Marcus went through the motions—teaching, planning, attending meetings—but his mind was elsewhere. On Malik, on Carter, on the confrontation that was coming.

Lisa found him in his office late in the afternoon, staring at nothing.

"I heard about last night," she said. "Delgado told me."

"Word travels fast."

"In a building full of educators? Always." She sat across from him. "Are you okay?"

"I don't know. I keep thinking about what could have happened. If Carter had been angrier, or drunker, or..."

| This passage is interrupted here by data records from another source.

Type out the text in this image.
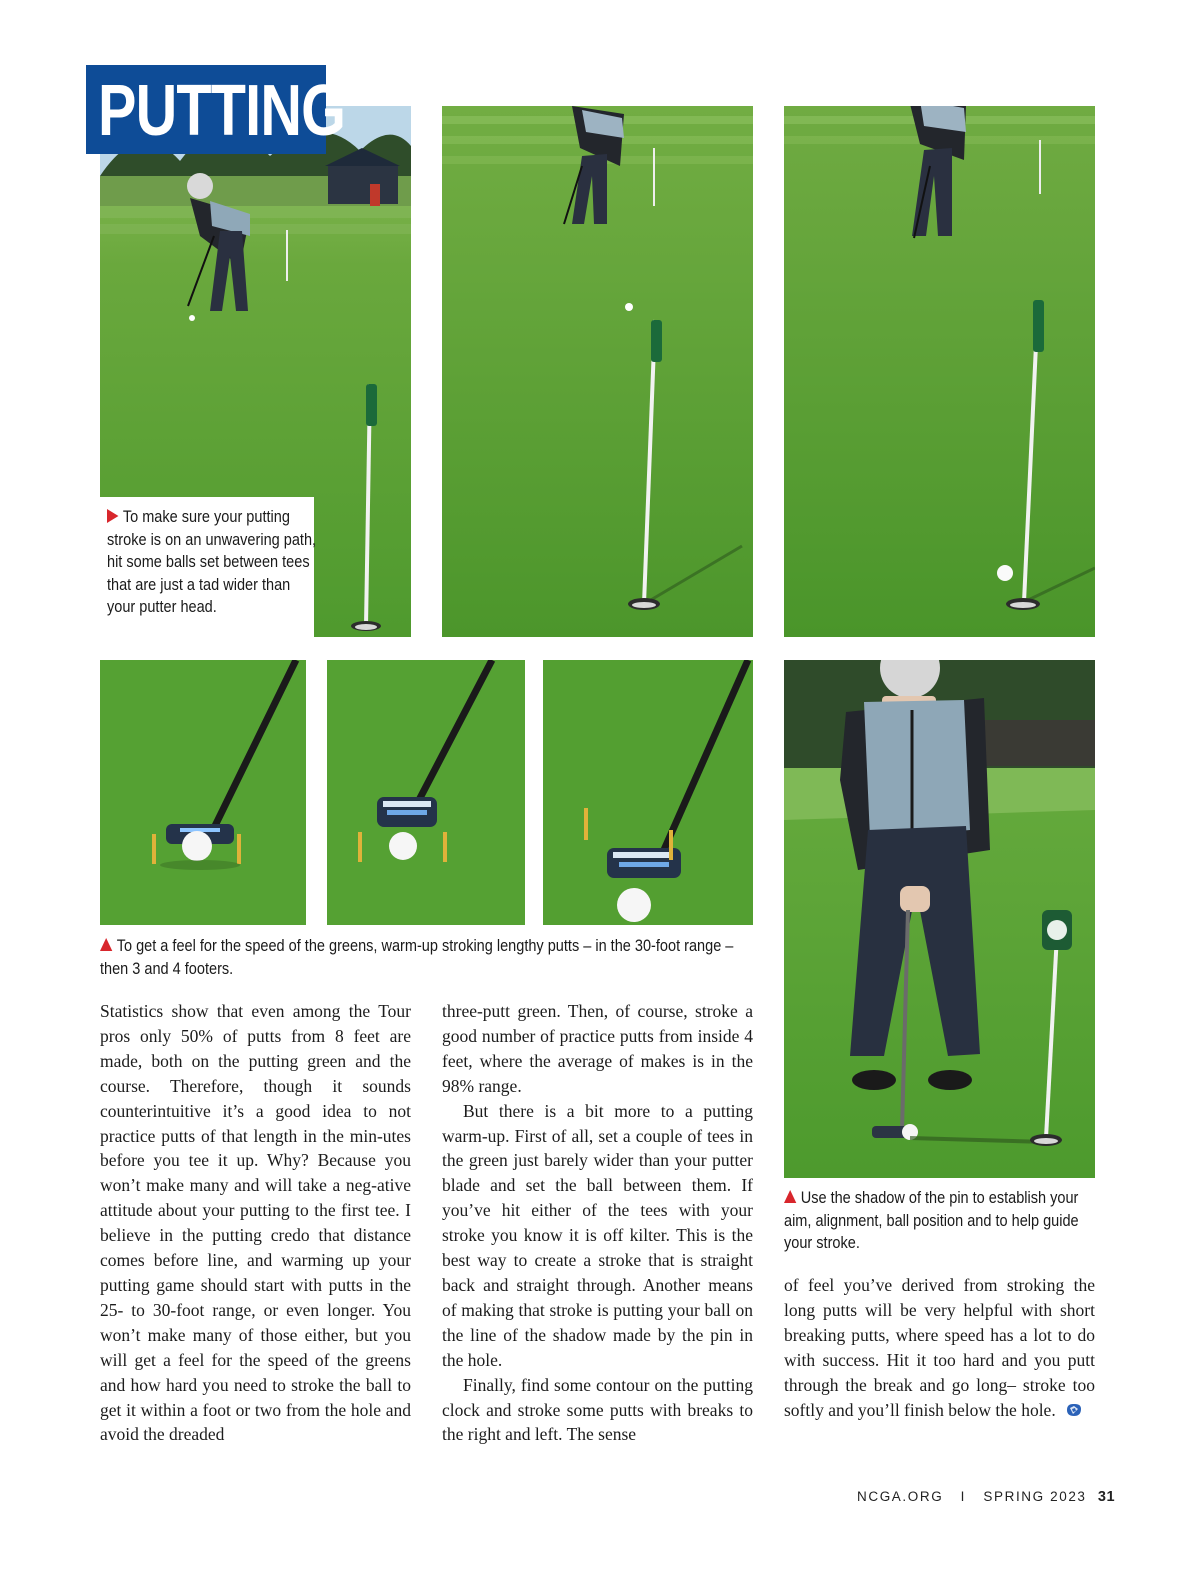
To make sure your putting stroke is on an unwavering path, hit some balls set between tees that are just a tad wider than your putter head.
PUTTING
To get a feel for the speed of the greens, warm-up stroking lengthy putts – in the 30-foot range – then 3 and 4 footers.
Use the shadow of the pin to establish your aim, alignment, ball position and to help guide your stroke.

Statistics show that even among the Tour pros only 50% of putts from 8 feet are made, both on the putting green and the course. Therefore, though it sounds counterintuitive it’s a good idea to not practice putts of that length in the min-utes before you tee it up. Why? Because you won’t make many and will take a neg-ative attitude about your putting to the first tee. I believe in the putting credo that distance comes before line, and warming up your putting game should start with putts in the 25- to 30-foot range, or even longer. You won’t make many of those either, but you will get a feel for the speed of the greens and how hard you need to stroke the ball to get it within a foot or two from the hole and avoid the dreaded

three-putt green. Then, of course, stroke a good number of practice putts from inside 4 feet, where the average of makes is in the 98% range.

But there is a bit more to a putting warm-up. First of all, set a couple of tees in the green just barely wider than your putter blade and set the ball between them. If you’ve hit either of the tees with your stroke you know it is off kilter. This is the best way to create a stroke that is straight back and straight through. Another means of making that stroke is putting your ball on the line of the shadow made by the pin in the hole.

Finally, find some contour on the putting clock and stroke some putts with breaks to the right and left. The sense

of feel you’ve derived from stroking the long putts will be very helpful with short breaking putts, where speed has a lot to do with success. Hit it too hard and you putt through the break and go long– stroke too softly and you’ll finish below the hole.

NCGA.ORG I SPRING 2023 31
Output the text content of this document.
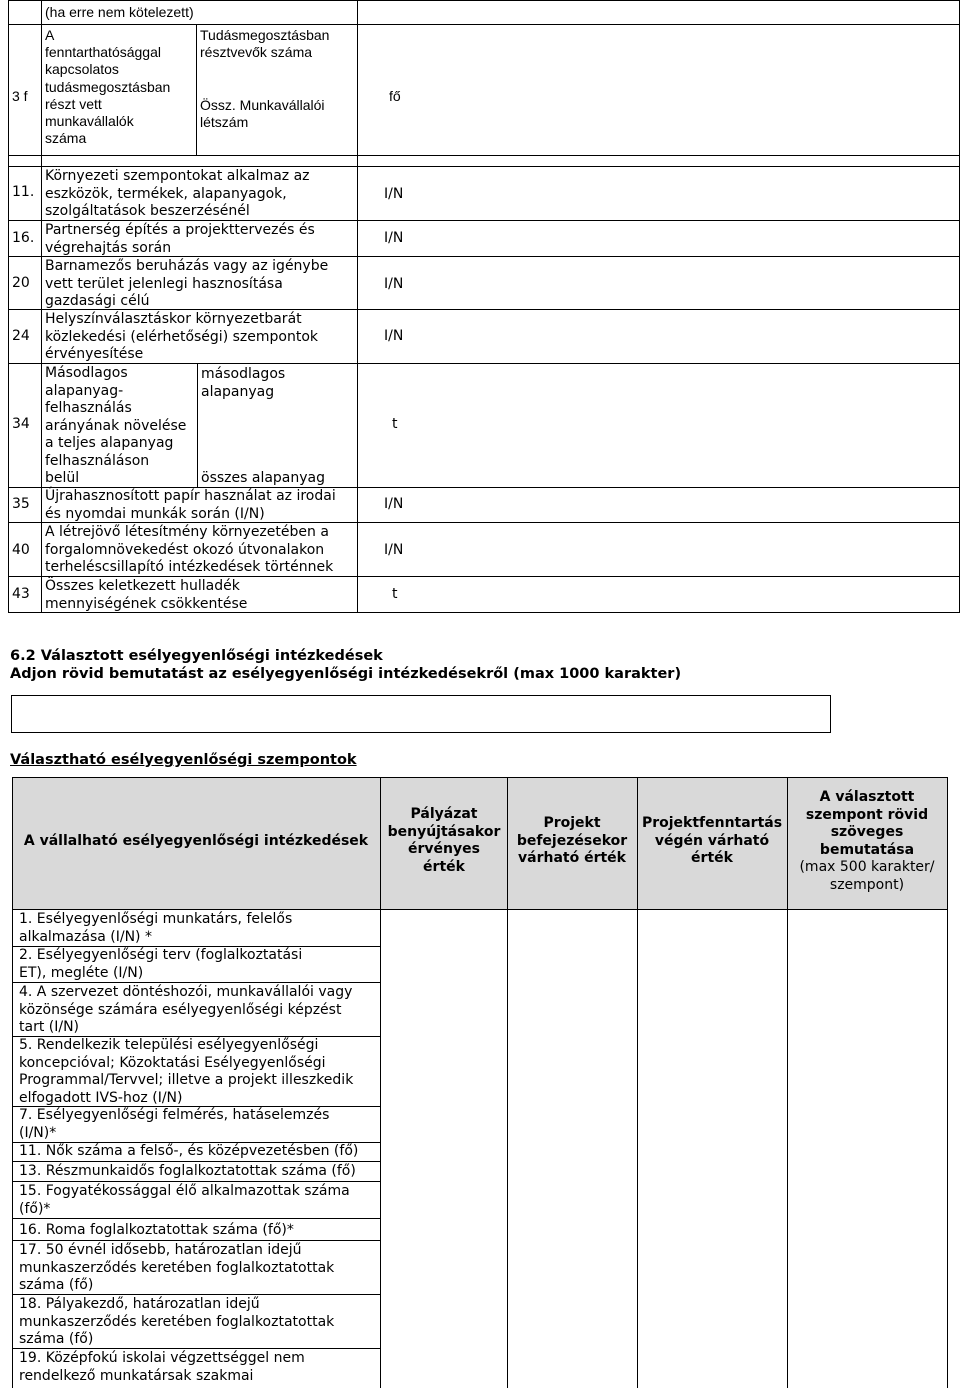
(ha erre nem kötelezett)
3 f
A
fenntarthatósággal
kapcsolatos
tudásmegosztásban
részt vett
munkavállalók
száma
Tudásmegosztásban
résztvevők száma
Össz. Munkavállalói
létszám
fő
11.
Környezeti szempontokat alkalmaz az
eszközök, termékek, alapanyagok,
szolgáltatások beszerzésénél
I/N
16. Partnerség építés a projekttervezés és
végrehajtás során
I/N
20
Barnamezős beruházás vagy az igénybe
vett terület jelenlegi hasznosítása
gazdasági célú
I/N
24
Helyszínválasztáskor környezetbarát
közlekedési (elérhetőségi) szempontok
érvényesítése
I/N
34
Másodlagos
alapanyag-
felhasználás
arányának növelése
a teljes alapanyag
felhasználáson
belül
másodlagos
alapanyag
összes alapanyag
t
35	Újrahasznosított papír használat az irodai
és nyomdai munkák során (I/N)
I/N
40
A létrejövő létesítmény környezetében a
forgalomnövekedést okozó útvonalakon
terheléscsillapító intézkedések történnek
I/N
43	Összes keletkezett hulladék
mennyiségének csökkentése
t
6.2 Választott esélyegyenlőségi intézkedések
Adjon rövid bemutatást az esélyegyenlőségi intézkedésekről (max 1000 karakter)
Választható esélyegyenlőségi szempontok
A vállalható esélyegyenlőségi intézkedések
Pályázat
benyújtásakor
érvényes
érték
Projekt
befejezésekor
várható érték
Projektfenntartás
végén várható
érték
A választott
szempont rövid
szöveges
bemutatása
(max 500 karakter/
szempont)
1. Esélyegyenlőségi munkatárs, felelős
alkalmazása (I/N) *
2. Esélyegyenlőségi terv (foglalkoztatási
ET), megléte (I/N)
4. A szervezet döntéshozói, munkavállalói vagy
közönsége számára esélyegyenlőségi képzést
tart (I/N)
5. Rendelkezik települési esélyegyenlőségi
koncepcióval; Közoktatási Esélyegyenlőségi
Programmal/Tervvel; illetve a projekt illeszkedik
elfogadott IVS-hoz (I/N)
7. Esélyegyenlőségi felmérés, hatáselemzés
(I/N)*
11. Nők száma a felső-, és középvezetésben (fő)
13. Részmunkaidős foglalkoztatottak száma (fő)
15. Fogyatékossággal élő alkalmazottak száma
(fő)*
16. Roma foglalkoztatottak száma (fő)*
17. 50 évnél idősebb, határozatlan idejű
munkaszerződés keretében foglalkoztatottak
száma (fő)
18. Pályakezdő, határozatlan idejű
munkaszerződés keretében foglalkoztatottak
száma (fő)
19. Középfokú iskolai végzettséggel nem
rendelkező munkatársak szakmai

"But he wasn't. And you handled it." Lisa reached across the desk and took his hand. "Marcus, you're doing something incredible. You're standing up for a kid who has no one else. That takes courage."

"Or stupidity."

"Same thing, sometimes." She smiled. "I know it's hard. I know you're scared. But you're not alone in this. Whatever happens, you've got people in your corner."

"People like you?"

"People exactly like me." Her grip tightened. "I meant what I said before. Together. That's not just about Morrison or the team. It's about everything."

Marcus looked at her.

"Lisa," he said. "When all this is over—the season, Malik's situation, everything—can we... I mean, would you want to..."

"Are you asking me on a date, Coach Reed?"

"I think I am."

"Then the answer is yes." She stood, still holding his hand. "But first, let's get through the hard part. One thing at a time."

"One thing at a time."

She squeezed his hand and left, and Marcus sat in his office for a long time, not thinking about basketball at all.